On Earth, your skeleton is in a constant state of renovation. Specialized cells called osteoclasts break down old bone tissue while osteoblasts build new bone to replace it. This process is regulated, in part, by mechanical loading -- the stress of gravity pulling on your skeleton and the impacts of walking, running, and simply standing upright.

In microgravity, the loading disappears, and the balance shifts. Osteoclasts keep working, but osteoblasts slow down. The result is a net loss of bone density at a rate of roughly 1-2% per month, concentrated in the weight-bearing bones of the hips, spine, and legs. Over a six-month ISS mission, an astronaut can lose as much bone density as a postmenopausal woman loses in a year.

This is not just a number on a scan. It means weaker bones, increased fracture risk, and elevated calcium in the blood (which can cause kidney stones -- a medical emergency that has nearly occurred in space). Upon return to Earth, bone density does recover, but the process takes years, and some studies suggest it may never fully return to pre-flight levels after very long missions.

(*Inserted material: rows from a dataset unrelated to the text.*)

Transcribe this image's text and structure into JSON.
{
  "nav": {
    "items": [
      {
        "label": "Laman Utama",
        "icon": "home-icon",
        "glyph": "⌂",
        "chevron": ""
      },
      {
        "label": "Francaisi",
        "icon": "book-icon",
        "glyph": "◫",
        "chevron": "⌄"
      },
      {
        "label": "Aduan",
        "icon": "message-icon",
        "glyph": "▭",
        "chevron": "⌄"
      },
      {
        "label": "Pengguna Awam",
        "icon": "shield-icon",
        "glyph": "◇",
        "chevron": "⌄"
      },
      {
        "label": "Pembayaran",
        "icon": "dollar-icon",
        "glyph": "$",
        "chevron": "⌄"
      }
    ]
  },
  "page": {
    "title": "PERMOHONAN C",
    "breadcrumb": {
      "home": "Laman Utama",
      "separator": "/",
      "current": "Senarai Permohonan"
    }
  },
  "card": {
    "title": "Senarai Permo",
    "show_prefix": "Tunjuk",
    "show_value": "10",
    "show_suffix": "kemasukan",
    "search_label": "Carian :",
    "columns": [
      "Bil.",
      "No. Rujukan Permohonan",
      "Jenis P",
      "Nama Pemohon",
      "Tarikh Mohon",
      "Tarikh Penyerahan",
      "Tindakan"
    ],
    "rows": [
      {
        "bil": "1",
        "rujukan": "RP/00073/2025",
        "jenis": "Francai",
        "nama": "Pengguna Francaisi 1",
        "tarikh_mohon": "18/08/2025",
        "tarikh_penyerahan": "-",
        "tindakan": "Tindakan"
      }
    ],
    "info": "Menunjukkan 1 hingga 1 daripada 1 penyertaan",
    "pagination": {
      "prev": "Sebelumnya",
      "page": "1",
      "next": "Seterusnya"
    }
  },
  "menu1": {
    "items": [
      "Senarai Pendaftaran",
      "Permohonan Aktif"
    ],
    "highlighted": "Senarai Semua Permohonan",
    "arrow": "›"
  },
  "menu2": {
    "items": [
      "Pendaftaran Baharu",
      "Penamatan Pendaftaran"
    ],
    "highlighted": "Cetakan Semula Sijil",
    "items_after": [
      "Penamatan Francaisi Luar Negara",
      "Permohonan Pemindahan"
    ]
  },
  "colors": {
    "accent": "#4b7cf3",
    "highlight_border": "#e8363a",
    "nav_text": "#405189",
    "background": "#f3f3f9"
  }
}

The primary countermeasure is resistance exercise. The Advanced Resistive Exercise Device (ARED) aboard the ISS allows astronauts to perform squats, deadlifts, and other loaded exercises that simulate the mechanical stress of gravity. It has been remarkably effective -- astronauts who exercise diligently on ARED lose significantly less bone than those on earlier stations without it. But for Mars missions lasting two to three years, exercise alone may not be enough, and researchers are investigating pharmaceutical interventions, including bisphosphonates (drugs commonly used to treat osteoporosis on Earth).

Muscles: Use It or Lose It, Faster Than You Think

Muscle atrophy in space follows a similar logic. Without gravity to work against, the muscles that normally keep you upright -- the soleus in the calf, the erector spinae along the back, the quadriceps in the thighs -- begin to waste. Studies have shown that astronauts can lose up to 20% of their muscle mass during missions of just five to eleven days on early shuttle flights, before rigorous exercise countermeasures were implemented.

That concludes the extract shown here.